Permissions Part 2: Using the Mac OS X Graphical Interface
Date: Jun 10, 2005
Remember part 1 of this series? We looked at the Unix underpinnings of permissions and how to deal with them using the Terminal application. This time, we'll look at using the GUI tools of Mac OS X (version 10.3.9) to manipulate these file attributes.
The Finder is the program that provides a graphical interface to file and hardware (disk) permissions. To activate this feature, select the item in the Finder and then press Command-I. The result looks like Figure 1 for post-version 10.2 systems:
)
Figure 1 Finder information display for a file.

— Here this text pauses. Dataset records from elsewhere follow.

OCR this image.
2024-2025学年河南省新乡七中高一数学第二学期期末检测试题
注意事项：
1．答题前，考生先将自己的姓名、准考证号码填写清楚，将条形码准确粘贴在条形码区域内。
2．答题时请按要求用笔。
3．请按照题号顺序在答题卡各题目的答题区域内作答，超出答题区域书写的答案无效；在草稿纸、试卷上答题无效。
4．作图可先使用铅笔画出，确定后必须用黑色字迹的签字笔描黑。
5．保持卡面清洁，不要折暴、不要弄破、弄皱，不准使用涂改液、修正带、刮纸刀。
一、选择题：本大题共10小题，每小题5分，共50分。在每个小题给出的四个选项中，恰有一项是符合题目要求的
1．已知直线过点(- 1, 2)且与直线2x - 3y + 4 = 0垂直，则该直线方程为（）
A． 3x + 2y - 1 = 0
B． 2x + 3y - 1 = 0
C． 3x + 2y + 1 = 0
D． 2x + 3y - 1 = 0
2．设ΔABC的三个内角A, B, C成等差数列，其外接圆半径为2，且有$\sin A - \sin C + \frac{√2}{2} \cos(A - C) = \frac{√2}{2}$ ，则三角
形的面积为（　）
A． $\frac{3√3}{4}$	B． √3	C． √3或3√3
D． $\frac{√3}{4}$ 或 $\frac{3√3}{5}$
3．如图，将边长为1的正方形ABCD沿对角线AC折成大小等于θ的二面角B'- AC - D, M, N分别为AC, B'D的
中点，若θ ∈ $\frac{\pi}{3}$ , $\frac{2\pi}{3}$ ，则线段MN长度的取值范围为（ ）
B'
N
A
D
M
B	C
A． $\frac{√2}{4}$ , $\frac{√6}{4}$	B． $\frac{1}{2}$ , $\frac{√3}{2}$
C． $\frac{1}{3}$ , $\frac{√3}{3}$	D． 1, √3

Because I am the owner of the file, I can change its permissions. Note that the folder is locked as far as the owner goes because the folder is located on my desktop. If it were located in another place, it may not show up as owner-locked. Any changes made through the get–info window will be immediately effective, even before the window is closed.
Notice the button called Apply To Enclosed Items. Apple will tell you that pressing it will make any changes you make to an attribute apply to any enclosed folders. Well, that's not exactly correct. Some changes will propagate, (such as permissions), but Owner and Group will not.

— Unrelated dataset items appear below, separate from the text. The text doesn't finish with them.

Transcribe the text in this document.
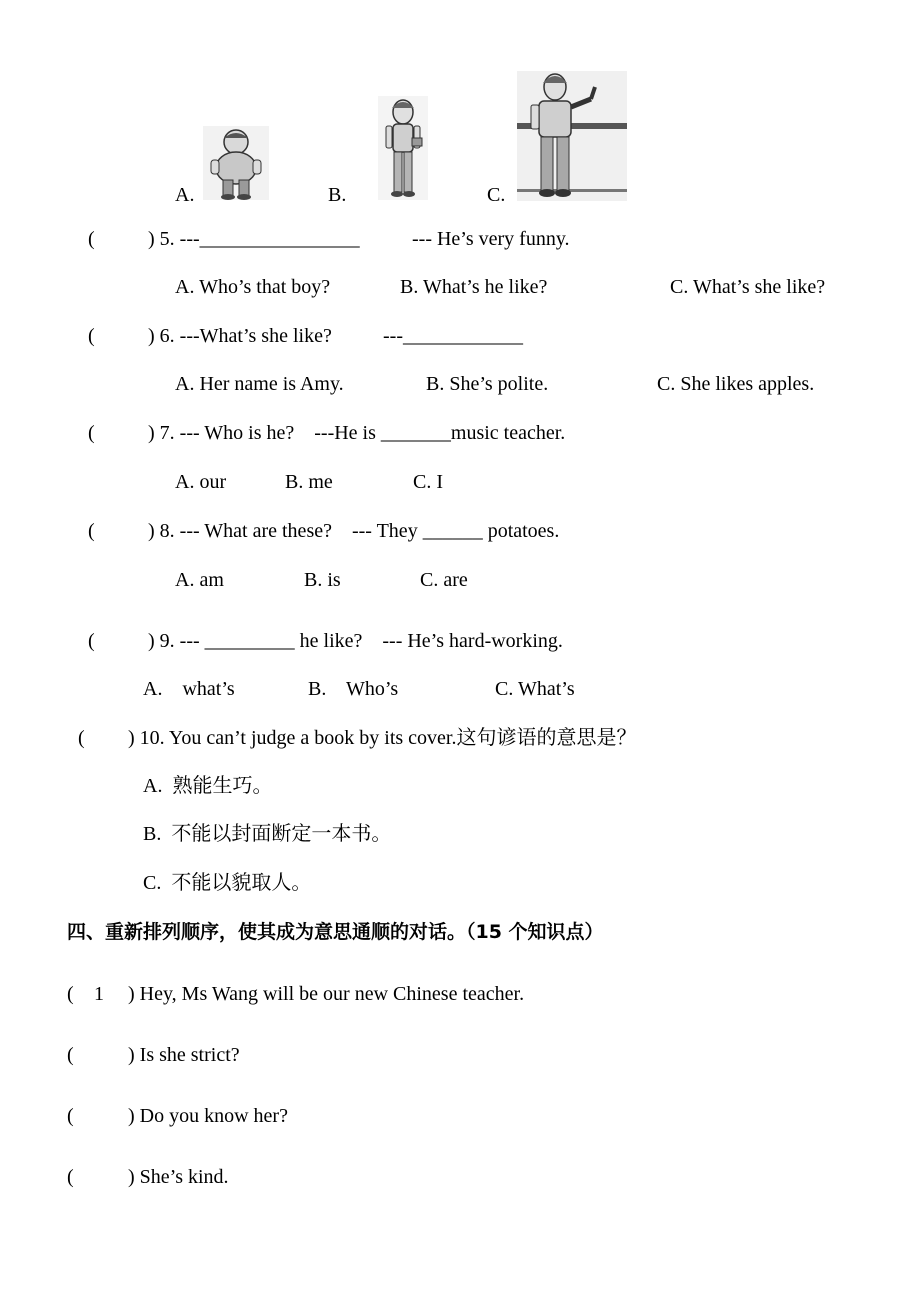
A.	B.	C.
(	) 5. ---________________	--- He’s very funny.
A. Who’s that boy?	B. What’s he like?	C. What’s she like?
(	) 6. ---What’s she like?	---____________
A. Her name is Amy.	B. She’s polite.	C. She likes apples.
(	) 7. --- Who is he?    ---He is _______music teacher.
A. our	B. me	C. I
(	) 8. --- What are these?    --- They ______ potatoes.
A. am	B. is	C. are
(	) 9. --- _________ he like?    --- He’s hard-working.
A.    what’s	B.    Who’s	C. What’s
( ) 10. You can’t judge a book by its cover.这句谚语的意思是？
A.  熟能生巧。
B.  不能以封面断定一本书。
C.  不能以貌取人。
四、重新排列顺序，使其成为意思通顺的对话。（15 个知识点）
( 1 ) Hey, Ms Wang will be our new Chinese teacher.
(	) Is she strict?
(	) Do you know her?
(	) She’s kind.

Apple acknowledges that this affects OS X versions 10.2 through 10.3.9 (see this site). Apple first noted this in August 2002, and it isn't yet fixed. Apple's workaround is to drop into Terminal and use the chown and chgrp utilities with the -R option.
Utilities
The primary utility for interacting with permissions is Disk Utility (DU), which is found in the Utilities folder.
DU has a button to see whether your permissions on a disk are out of whack. The following figure shows a typical output. Even if only verification was selected, DU will repair/change permissions on certain files without your explicit permission. Figure 2 shows this happening.
)
Figure 2 Disk utility checking permissions on a disk.
DU also creates a log that can be examined through the Console utility, in which all created logs are viewable. Figure 3 shows the log output of the same run as above.
)
Figure 3 Disk utility log output.
There is also a button in DU to allow Repair Permissions. This process has become a magic incantation of sorts among those who want to sound more geek than they really are, as in "I installed an upgrade and ran repair permissions, of course."
The problem with DU is that it does not really repair permissions; it restores them to their initial values. It finds these initial values from the install package receipts. Thus only software that has been installed from a package (like Apple's software) will be affected by running the repair option. Everything else will be ignored (because there is not way to compare the current settings to the original ones when the program has no idea what the original settings were), and the user will not be informed that only a partial repair has been done. So, just invoking DU after some third-party installer program (Adobe CS, for example) messes everything up will fix only those files that have been put on your machine through a package. Other files will need to be corrected manually, which may mean a complete "wipe and install" cycle, in which applications are reinstalled from original sources.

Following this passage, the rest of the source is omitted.